Oscar Schmidt, considerado um dos maiores nomes da história do basquete brasileiro, morreu hoje aos 68 anos.

Na manhã de hoje, ele passou mal e foi levado ao Hospital e Maternidade Municipal Santa Ana (HMSA), em Santana de Parnaíba, próximo de Alphaville, onde ele morava com a família.

O Mão Santa
A precisão nos arremessos, que lhe rendeu o apelido de “Mão santa”, não foi a única marca registrada de um atleta que ficou conhecido pelo amor e dedicação ao esporte.

Ele, inclusive, rebatia a alcunha e fazia questão de afastar a força divina dos ‘milagres’ que fazia em quadra: “Não existe mão santa, existe mão treinada”, costumava dizer.

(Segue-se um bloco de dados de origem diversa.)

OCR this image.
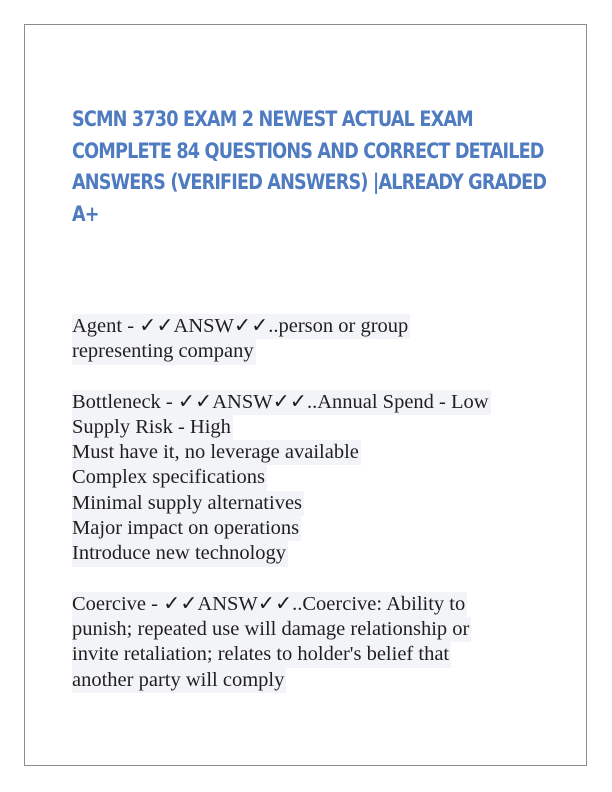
SCMN 3730 EXAM 2 NEWEST ACTUAL EXAM
COMPLETE 84 QUESTIONS AND CORRECT DETAILED
ANSWERS (VERIFIED ANSWERS) |ALREADY GRADED
A+
Agent - ✓✓ANSW✓✓..person or group
representing company
Bottleneck - ✓✓ANSW✓✓..Annual Spend - Low
Supply Risk - High
Must have it, no leverage available
Complex specifications
Minimal supply alternatives
Major impact on operations
Introduce new technology
Coercive - ✓✓ANSW✓✓..Coercive: Ability to
punish; repeated use will damage relationship or
invite retaliation; relates to holder's belief that
another party will comply
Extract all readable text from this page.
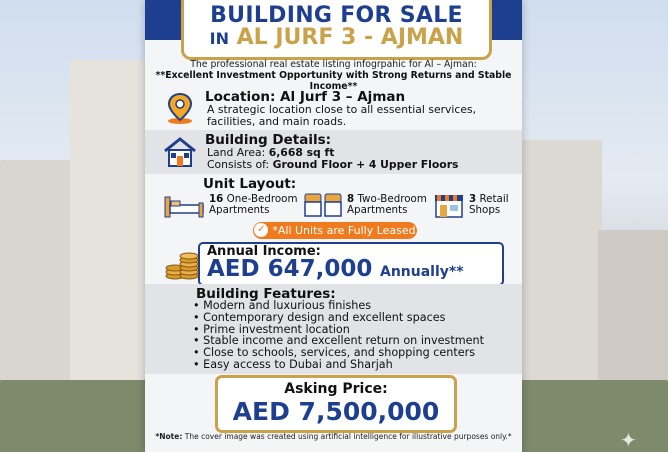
✦
BUILDING FOR SALE
IN AL JURF 3 - AJMAN
The professional real estate listing infogrpahic for Al – Ajman:
**Excellent Investment Opportunity with Strong Returns and Stable Income**
Location: Al Jurf 3 – Ajman
A strategic location close to all essential services, facilities, and main roads.
Building Details:
Land Area: 6,668 sq ft
Consists of: Ground Floor + 4 Upper Floors
Unit Layout:
16 One-Bedroom
Apartments
8 Two-Bedroom
Apartments
3 Retail
Shops
✓ *All Units are Fully Leased
Annual Income:
AED 647,000 Annually**
Building Features:
• Modern and luxurious finishes
• Contemporary design and excellent spaces
• Prime investment location
• Stable income and excellent return on investment
• Close to schools, services, and shopping centers
• Easy access to Dubai and Sharjah
Asking Price:
AED 7,500,000
*Note: The cover image was created using artificial intelligence for illustrative purposes only.*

Por treino ou vontade celestial, a verdade é que Oscar se tornou eterno e, não à toa, integra o Hall da Fama do Basquete — Naismith Memorial —, da Federação Internacional de Basquete e do Comitê Olímpico do Brasil. Ele também foi selecionado para a lista de 100 maiores de todos os tempos.

Graças a ele, nas quadras brasileiras, a camisa 14 — número usado em homenagem ao dia em que pediu Cris, sua esposa, em namoro — ganhou significado e passou a ser sinônimo de craque.

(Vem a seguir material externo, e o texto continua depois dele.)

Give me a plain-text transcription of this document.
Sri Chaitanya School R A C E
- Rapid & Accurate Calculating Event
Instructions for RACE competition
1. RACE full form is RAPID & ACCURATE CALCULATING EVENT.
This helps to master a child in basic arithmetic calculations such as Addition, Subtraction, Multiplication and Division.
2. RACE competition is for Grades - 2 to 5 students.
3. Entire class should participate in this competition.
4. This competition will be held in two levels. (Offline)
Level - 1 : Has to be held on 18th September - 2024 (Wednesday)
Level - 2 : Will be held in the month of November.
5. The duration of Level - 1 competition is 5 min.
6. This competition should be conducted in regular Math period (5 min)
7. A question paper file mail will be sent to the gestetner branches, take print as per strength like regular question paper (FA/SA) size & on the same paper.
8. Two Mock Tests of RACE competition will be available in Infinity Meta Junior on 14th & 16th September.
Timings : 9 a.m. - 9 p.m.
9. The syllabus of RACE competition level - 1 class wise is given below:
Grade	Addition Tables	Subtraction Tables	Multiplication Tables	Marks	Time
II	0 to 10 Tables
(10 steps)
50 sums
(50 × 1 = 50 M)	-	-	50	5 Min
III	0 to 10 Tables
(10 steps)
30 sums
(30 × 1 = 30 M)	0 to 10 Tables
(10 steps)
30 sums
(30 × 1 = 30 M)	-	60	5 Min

Recorde olímpico e brasileiro
Oscar disputou cinco edições consecutivas dos Jogos Olímpicos — Moscou-1980, Los Angeles-1984, Seul-1988, Barcelona-1992 e Atlanta-1996 —, e fez 1.093 pontos, marca até hoje não alcançada por qualquer outro atleta da modalidade.

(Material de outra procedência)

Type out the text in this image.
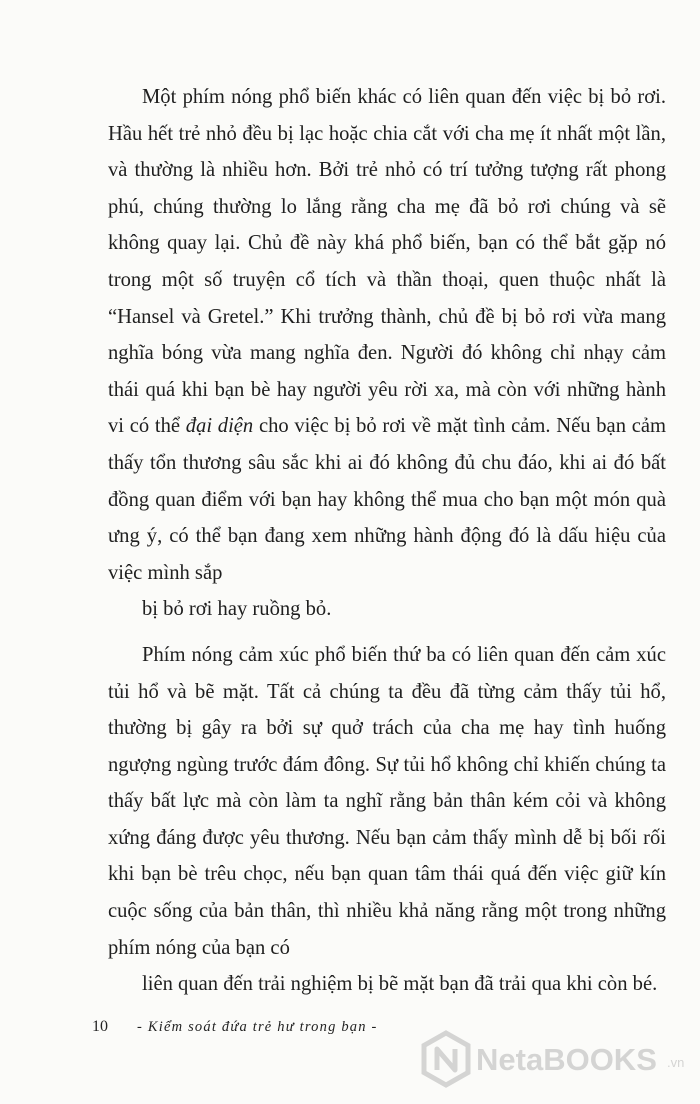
Một phím nóng phổ biến khác có liên quan đến việc bị bỏ rơi. Hầu hết trẻ nhỏ đều bị lạc hoặc chia cắt với cha mẹ ít nhất một lần, và thường là nhiều hơn. Bởi trẻ nhỏ có trí tưởng tượng rất phong phú, chúng thường lo lắng rằng cha mẹ đã bỏ rơi chúng và sẽ không quay lại. Chủ đề này khá phổ biến, bạn có thể bắt gặp nó trong một số truyện cổ tích và thần thoại, quen thuộc nhất là “Hansel và Gretel.” Khi trưởng thành, chủ đề bị bỏ rơi vừa mang nghĩa bóng vừa mang nghĩa đen. Người đó không chỉ nhạy cảm thái quá khi bạn bè hay người yêu rời xa, mà còn với những hành vi có thể đại diện cho việc bị bỏ rơi về mặt tình cảm. Nếu bạn cảm thấy tổn thương sâu sắc khi ai đó không đủ chu đáo, khi ai đó bất đồng quan điểm với bạn hay không thể mua cho bạn một món quà ưng ý, có thể bạn đang xem những hành động đó là dấu hiệu của việc mình sắp
bị bỏ rơi hay ruồng bỏ.

Phím nóng cảm xúc phổ biến thứ ba có liên quan đến cảm xúc tủi hổ và bẽ mặt. Tất cả chúng ta đều đã từng cảm thấy tủi hổ, thường bị gây ra bởi sự quở trách của cha mẹ hay tình huống ngượng ngùng trước đám đông. Sự tủi hổ không chỉ khiến chúng ta thấy bất lực mà còn làm ta nghĩ rằng bản thân kém cỏi và không xứng đáng được yêu thương. Nếu bạn cảm thấy mình dễ bị bối rối khi bạn bè trêu chọc, nếu bạn quan tâm thái quá đến việc giữ kín cuộc sống của bản thân, thì nhiều khả năng rằng một trong những phím nóng của bạn có
liên quan đến trải nghiệm bị bẽ mặt bạn đã trải qua khi còn bé.

10 - Kiểm soát đứa trẻ hư trong bạn -
NetaBOOKS .vn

Ele também é o maior cestinha da seleção brasileira, com 7.693 pontos.

O título e o choro
Um dos títulos de maior destaque do esporte brasileiro, sem dúvida, é o do basquete nos Jogos Pan-Americanos de 1987, em Indianápolis, nos Estados Unidos.

A seleção comandada por Ary Vidal tinha Oscar como um dos líderes, e contava com nomes como Marcel, Israel, Gerson e Pipoka.

Oscar em ação na final dos Jogos Pan-Americanos de 1987

O time verde e amarelo bateu os donos da casa, considerados os soberanos da modalidade, na final por 120 a 115, com nada menos que 46 pontos do “Mão Santa”.

Ao fim do jogo, com a medalha de ouro assegurada, o ala-pivô se deitou na quadra e, com as mãos, tapou as lágrimas que rolavam pelo rosto. A cena se tornou notável e é constantemente usada para representar momentos do esporte do país.